Reproclaiming the Everlasting Gospel
This is my first attempt at an original blog post and it will probably show. Please bear with me as I find my way forward with both the topic and the technology.
Here are my short answers to the questions above:
The theme of the Prophet-like-Moses is one that early Friends lifted up as an important way of understanding who Jesus is and what his work among us entails. I hope that this will be a forum for exploring some of that contribution. I am not a scholar, so I am inviting the input of many of you who are better read in Early Friends’ writings. I am aware that I am not the first to discuss the theme of the prophet-like Moses. Some of you are more familiar with the insight and contributions of Lewis Benson and others in the last 60 years. And I am grateful that others have given us valuable help to understand George Fox’s approach to Scripture (and that of other early Quaker apostles). This approach did not rest on a method or someone else’s theology or scholarship. It began and continued by revelation, what they called “openings.” These openings were not antithetical to study and consideration, but they were life giving. They were what “opened” a closed book, closed law, closed prophets, closed writings and epistles, even closed passages….
This is what I do bring to this conversation. I believe the questions that head this blog were spoken to me on Friday the 11th of February, 2011 while I was sitting on my bed trying to read a section of the Epistle to the Romans. And I believe that they were spoken by the Lord by His spirit. If someone else has pursued these questions before, I am not aware of it, so as yet, I have not given them proper credit. If the questions have been addressed before, I hope someone will draw it to my attention because it may be of much use in this conversation.
Here is something else that I bring which I believe I hold in common with George Fox. The Scriptures are precious to me and they are precious because of openings (see the Nickalls ed. of the Journal, p 34). In my case, some of these have come directly and some have come through the inner witness from the insights and ministry of others. I also know something of having my understanding “shut up” in sin and false teaching. If the Lord’s blessing is in this, those dark places that are still festering will be thrown open and the false consumed by the Day Star arising.

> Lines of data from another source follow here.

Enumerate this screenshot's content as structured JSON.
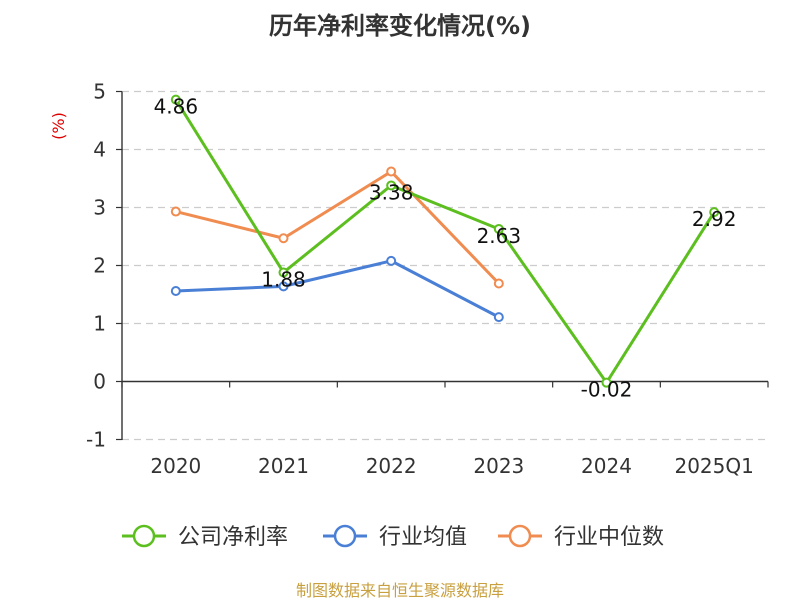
{
  "title": "历年净利率变化情况(%)",
  "source": "制图数据来自恒生聚源数据库",
  "chart_data": {
    "type": "line",
    "title": "历年净利率变化情况(%)",
    "xlabel": "",
    "ylabel": "(%)",
    "categories": [
      "2020",
      "2021",
      "2022",
      "2023",
      "2024",
      "2025Q1"
    ],
    "ylim": [
      -1,
      5
    ],
    "yticks": [
      "-1",
      "0",
      "1",
      "2",
      "3",
      "4",
      "5"
    ],
    "grid": true,
    "legend_position": "bottom",
    "series": [
      {
        "name": "公司净利率",
        "color": "#5cbf1f",
        "values": [
          4.86,
          1.88,
          3.38,
          2.63,
          -0.02,
          2.92
        ],
        "labels": [
          "4.86",
          "1.88",
          "3.38",
          "2.63",
          "-0.02",
          "2.92"
        ]
      },
      {
        "name": "行业均值",
        "color": "#4a7fd6",
        "values": [
          1.56,
          1.64,
          2.08,
          1.11,
          null,
          null
        ]
      },
      {
        "name": "行业中位数",
        "color": "#f08c50",
        "values": [
          2.93,
          2.47,
          3.62,
          1.69,
          null,
          null
        ]
      }
    ]
  }
}
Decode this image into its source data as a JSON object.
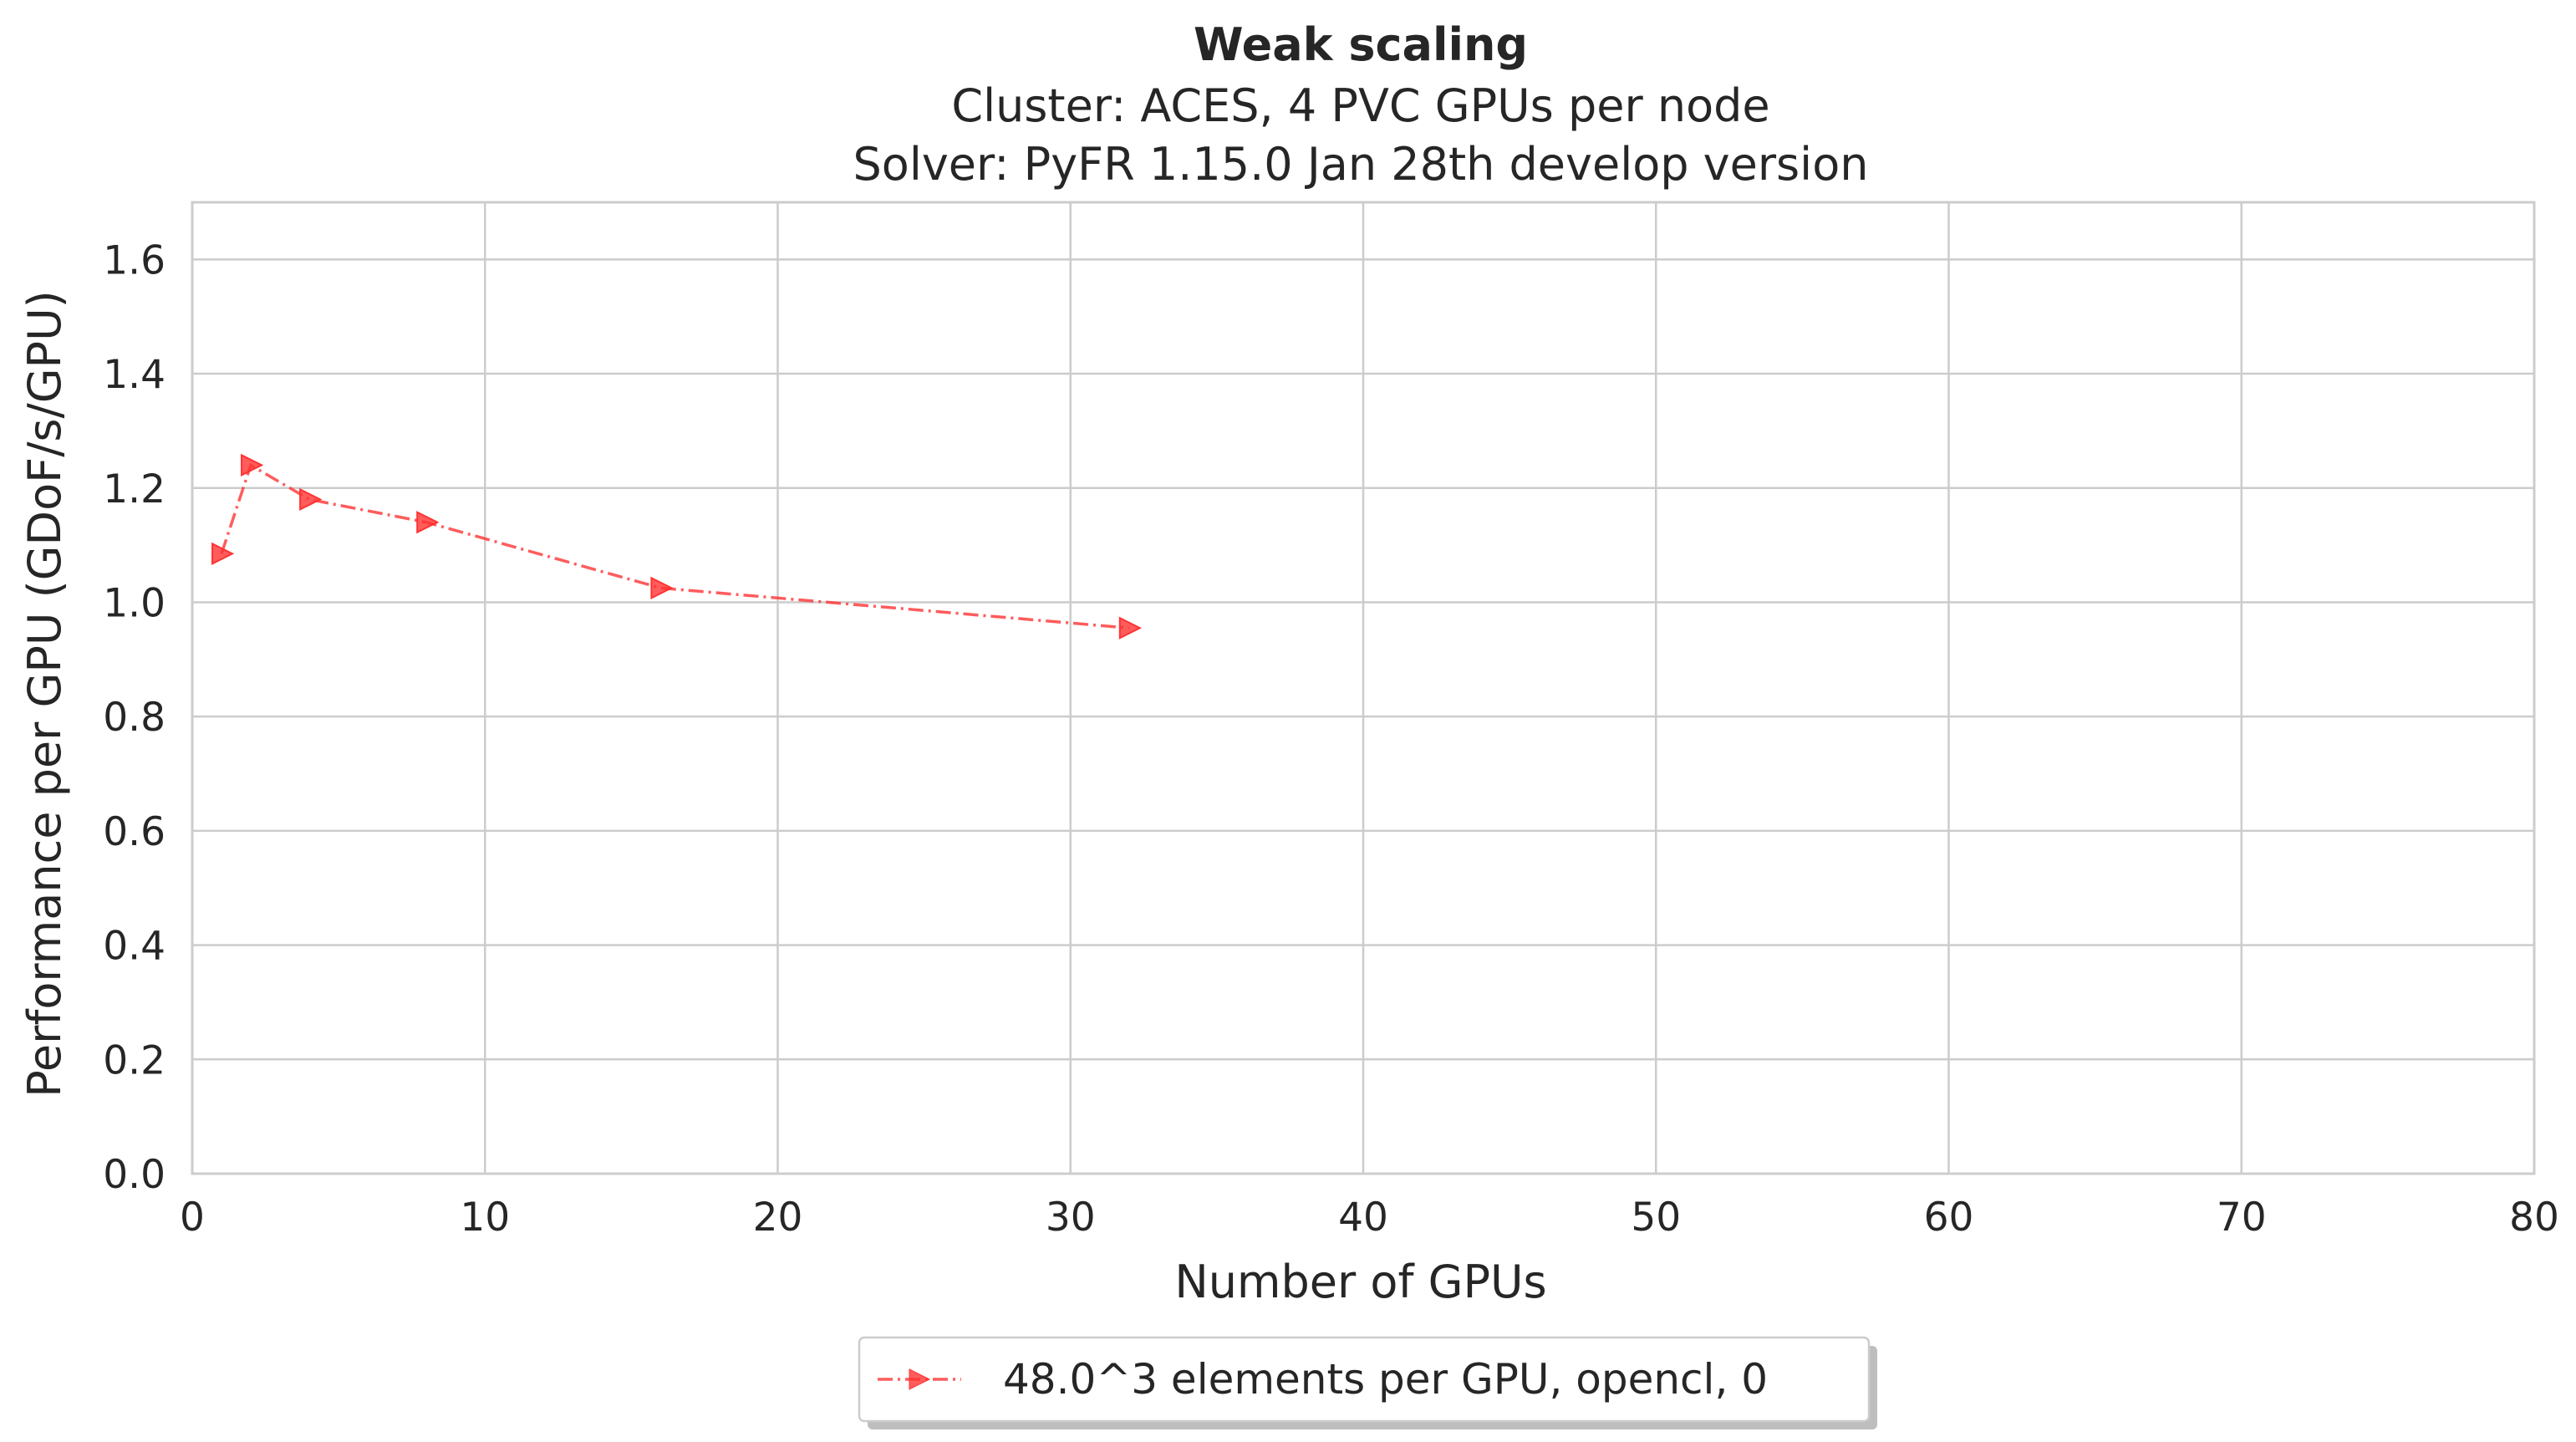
{
  "chart_data": {
    "type": "line",
    "title": "Weak scaling",
    "subtitle_lines": [
      "Cluster: ACES, 4 PVC GPUs per node",
      "Solver: PyFR 1.15.0 Jan 28th develop version"
    ],
    "xlabel": "Number of GPUs",
    "ylabel": "Performance per GPU (GDoF/s/GPU)",
    "xlim": [
      0,
      80
    ],
    "ylim": [
      0,
      1.7
    ],
    "xticks": [
      0,
      10,
      20,
      30,
      40,
      50,
      60,
      70,
      80
    ],
    "xtick_labels": [
      "0",
      "10",
      "20",
      "30",
      "40",
      "50",
      "60",
      "70",
      "80"
    ],
    "yticks": [
      0.0,
      0.2,
      0.4,
      0.6,
      0.8,
      1.0,
      1.2,
      1.4,
      1.6
    ],
    "ytick_labels": [
      "0.0",
      "0.2",
      "0.4",
      "0.6",
      "0.8",
      "1.0",
      "1.2",
      "1.4",
      "1.6"
    ],
    "grid": true,
    "legend_position": "bottom-center",
    "series": [
      {
        "name": "48.0^3 elements per GPU, opencl, 0",
        "color": "#ff3333",
        "line_style": "dash-dot",
        "marker": "triangle-right",
        "x": [
          1,
          2,
          4,
          8,
          16,
          32
        ],
        "y": [
          1.085,
          1.24,
          1.18,
          1.14,
          1.025,
          0.955
        ]
      }
    ]
  }
}
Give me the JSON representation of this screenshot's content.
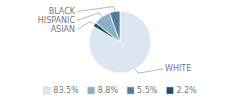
{
  "chart_data": {
    "type": "pie",
    "categories": [
      "WHITE",
      "ASIAN",
      "HISPANIC",
      "BLACK"
    ],
    "values": [
      83.5,
      2.2,
      8.8,
      5.5
    ],
    "colors": [
      "#dce6f0",
      "#1f4e6e",
      "#8eafc2",
      "#4f7f9b"
    ],
    "value_labels": [
      "83.5%",
      "2.2%",
      "8.8%",
      "5.5%"
    ],
    "legend": "bottom"
  }
}
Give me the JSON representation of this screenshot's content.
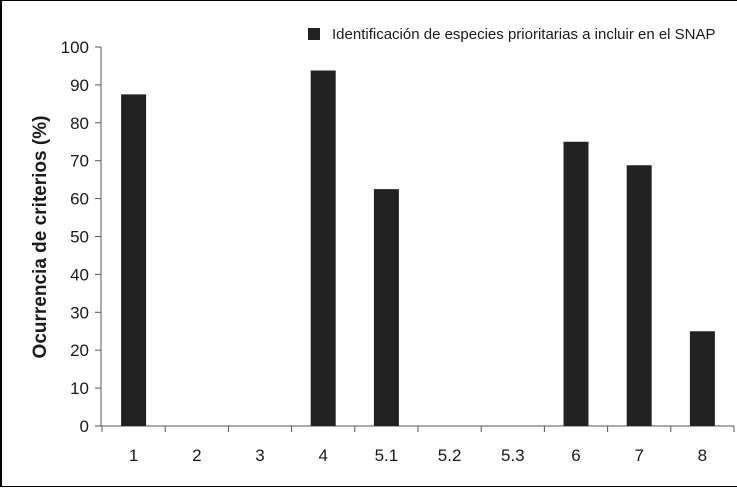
{
  "chart_data": {
    "type": "bar",
    "categories": [
      "1",
      "2",
      "3",
      "4",
      "5.1",
      "5.2",
      "5.3",
      "6",
      "7",
      "8"
    ],
    "series": [
      {
        "name": "Identificación de  especies prioritarias a incluir en el SNAP",
        "values": [
          87.5,
          0,
          0,
          93.8,
          62.5,
          0,
          0,
          75,
          68.8,
          25
        ]
      }
    ],
    "xlabel": "",
    "ylabel": "Ocurrencia de criterios (%)",
    "ylim": [
      0,
      100
    ],
    "yticks": [
      0,
      10,
      20,
      30,
      40,
      50,
      60,
      70,
      80,
      90,
      100
    ],
    "grid": false,
    "legend_position": "top-right",
    "colors": {
      "bar": "#222222",
      "axis": "#555555",
      "text": "#1a1a1a"
    }
  }
}
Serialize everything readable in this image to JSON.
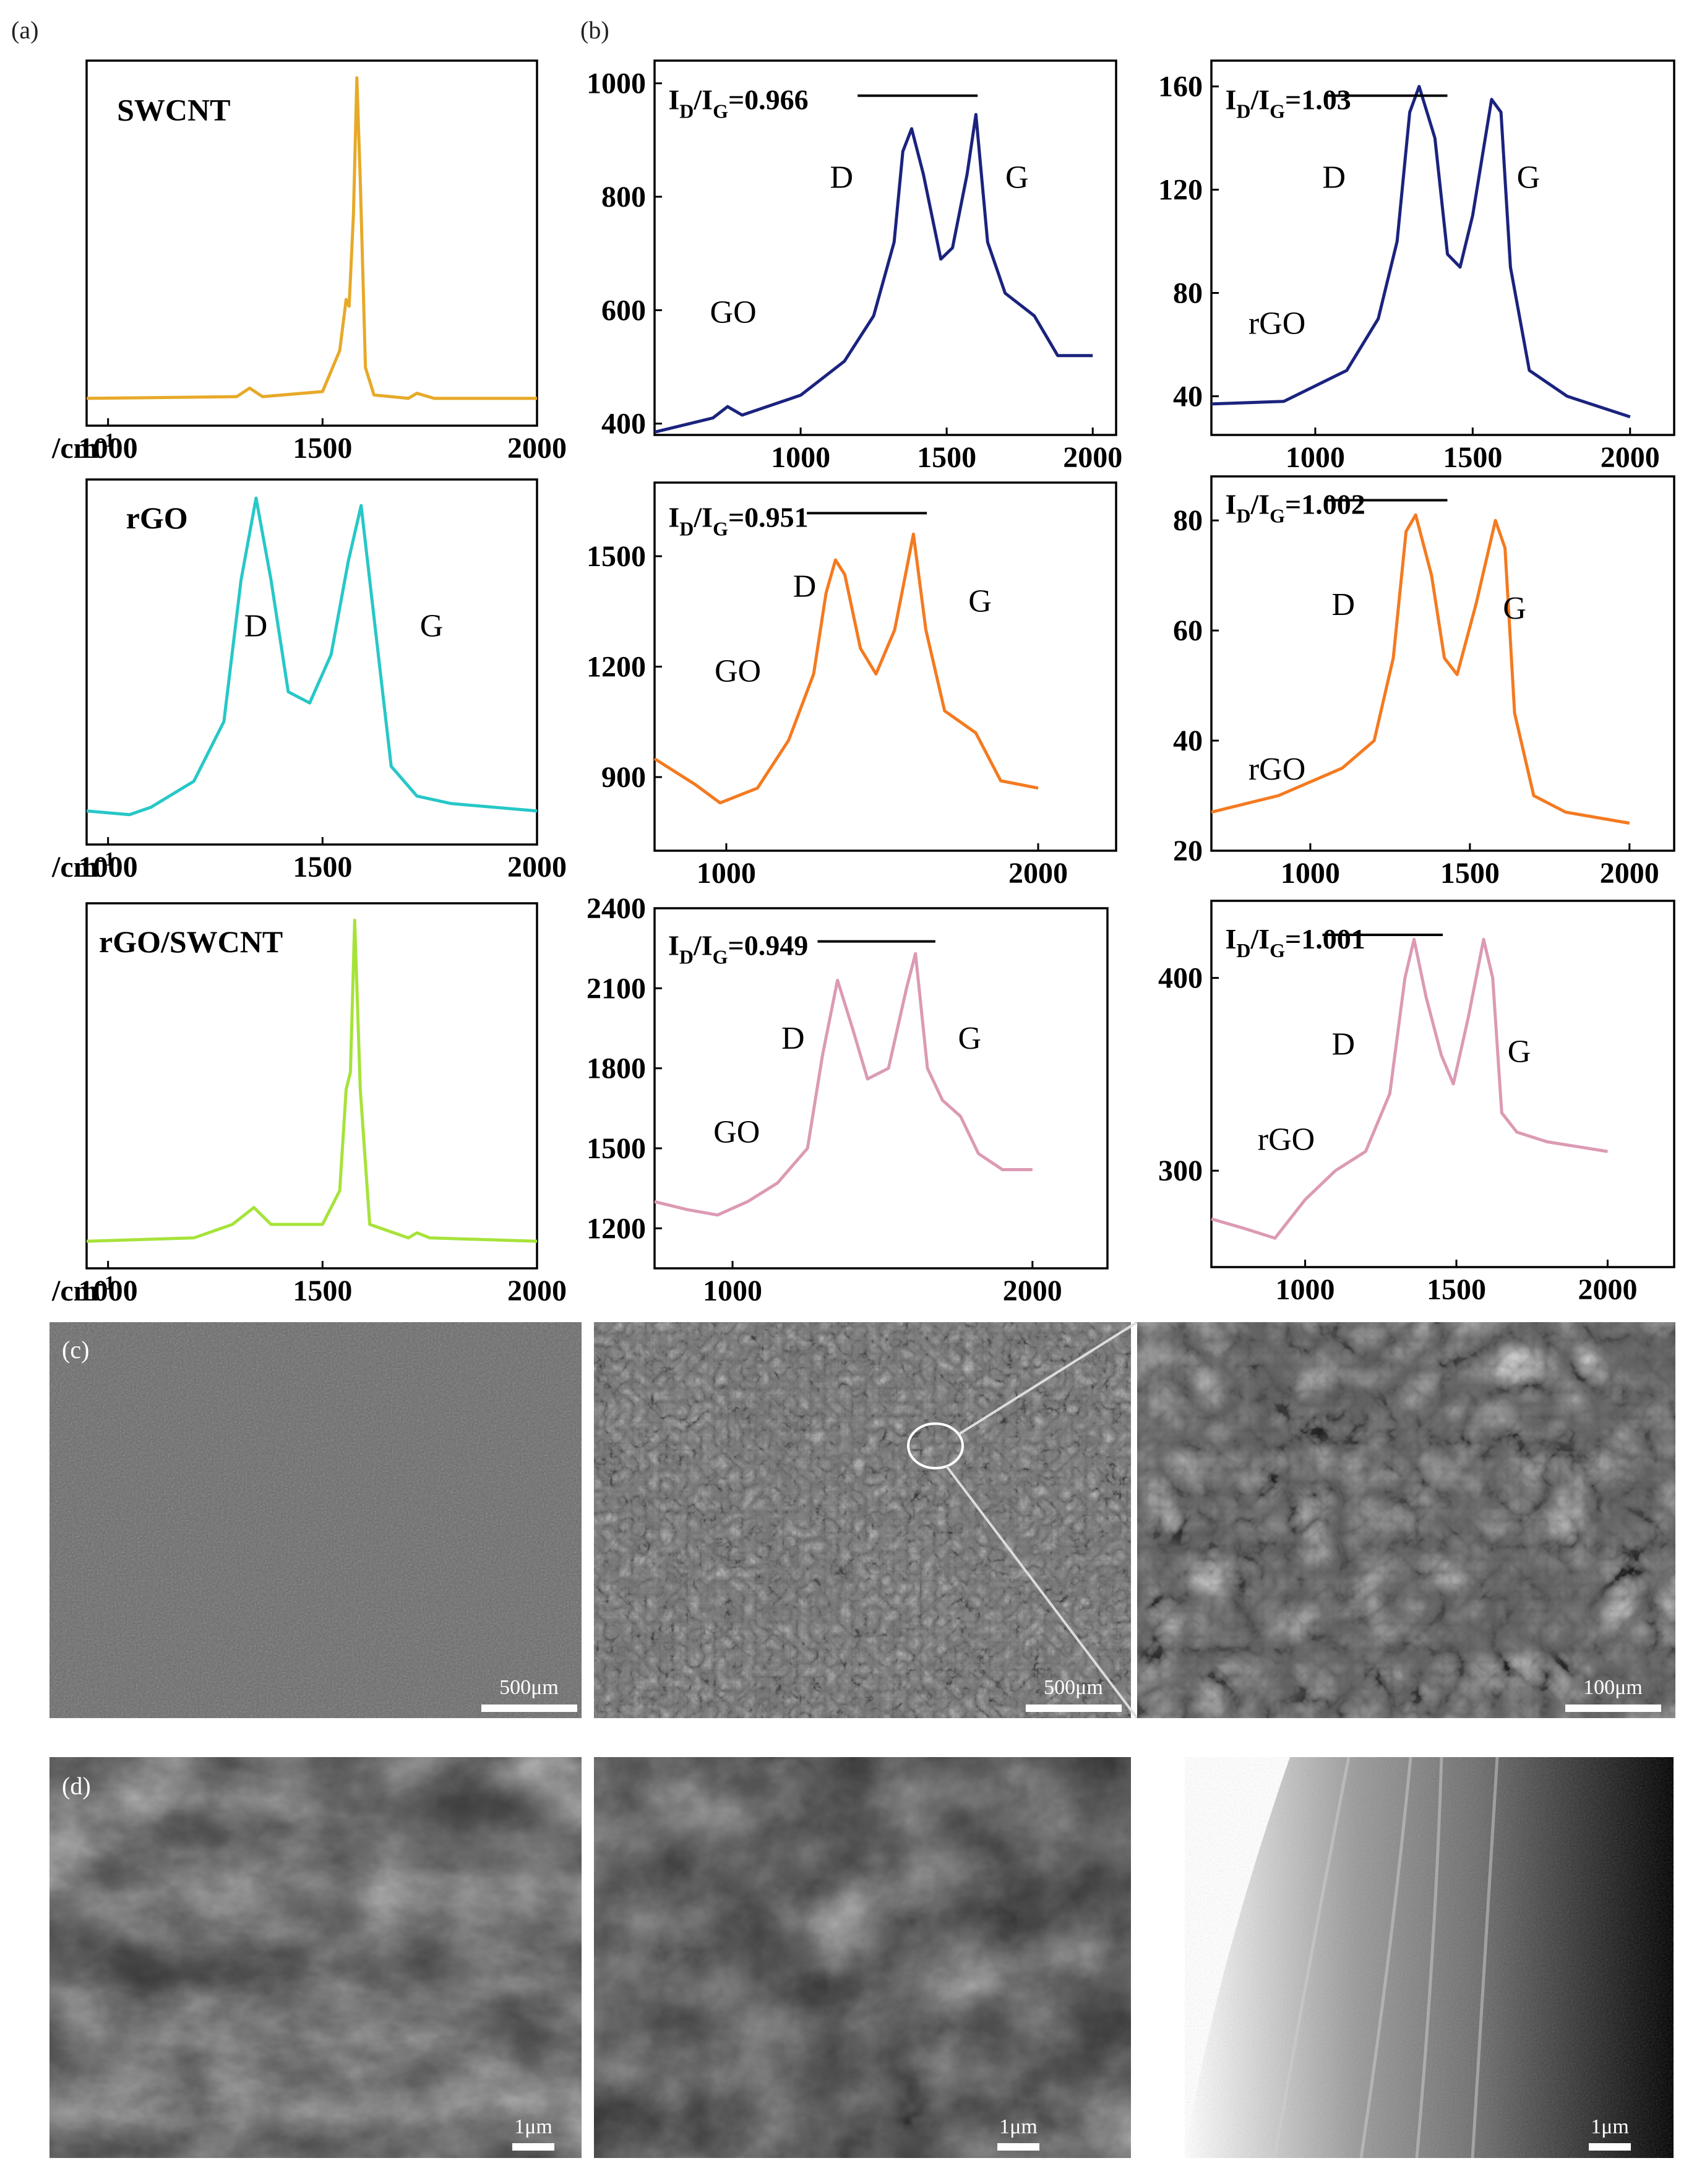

I am not going to begin by tackling Paul’s epistles directly. That may disappoint some, but my sense is that door of fear is too tightly shut for many to tackle without letting faith and hope grow first by laying some groundwork. I will try to be careful to give credit to others when I am aware of their contribution. And I ask that you all be good Bereans, checking out what I and others write and calling us out when we mistakenly fail to cite the contributions of the cloud of witnesses who have gone before.
I have run this “plan” by some of my closest brothers and sisters in the faith. When possible, a leading for ministry should be submitted rather than presented to the community of believers, the brother-and-sisterhood of prophets. There is wisdom and strength to be found in these “Monday” or” 2nd Day” meetings of ministers when they are given to us.
Following is a rough outline of the thread in future blog posts that I laid out to these precious folk on that fateful Friday. This is a blog as opposed to a tract or article because I do not yet see through everything I will be given to say. And I hope this will be a joyous community celebration of new insights. I also long for the endeavor to strengthen our work of proclamation among those who are now sure this message is wrong but who may yet see the work of Grace. I certainly don’t know what will be contributed by others and those contributions may be the most important in setting the direction.
But for the time being:
1. What is this Prophet-like-Moses business anyhow?
2. Is there a basis in Scripture for this? (And what did the early Friends say?)
3. What messianic expectations existed at the time of the ministries of Jesus and John (the Baptist)?
4. What references in the accounts of Jesus’ ministry relate to this particular expectation?
5. What do we have from the early Church?
6. Who does Luke say about what Paul did and what he had to say? Did he lose this theme?
If we are brought past the last question in the Lord’s gentle yoke, we may be ready to look at some of the epistles.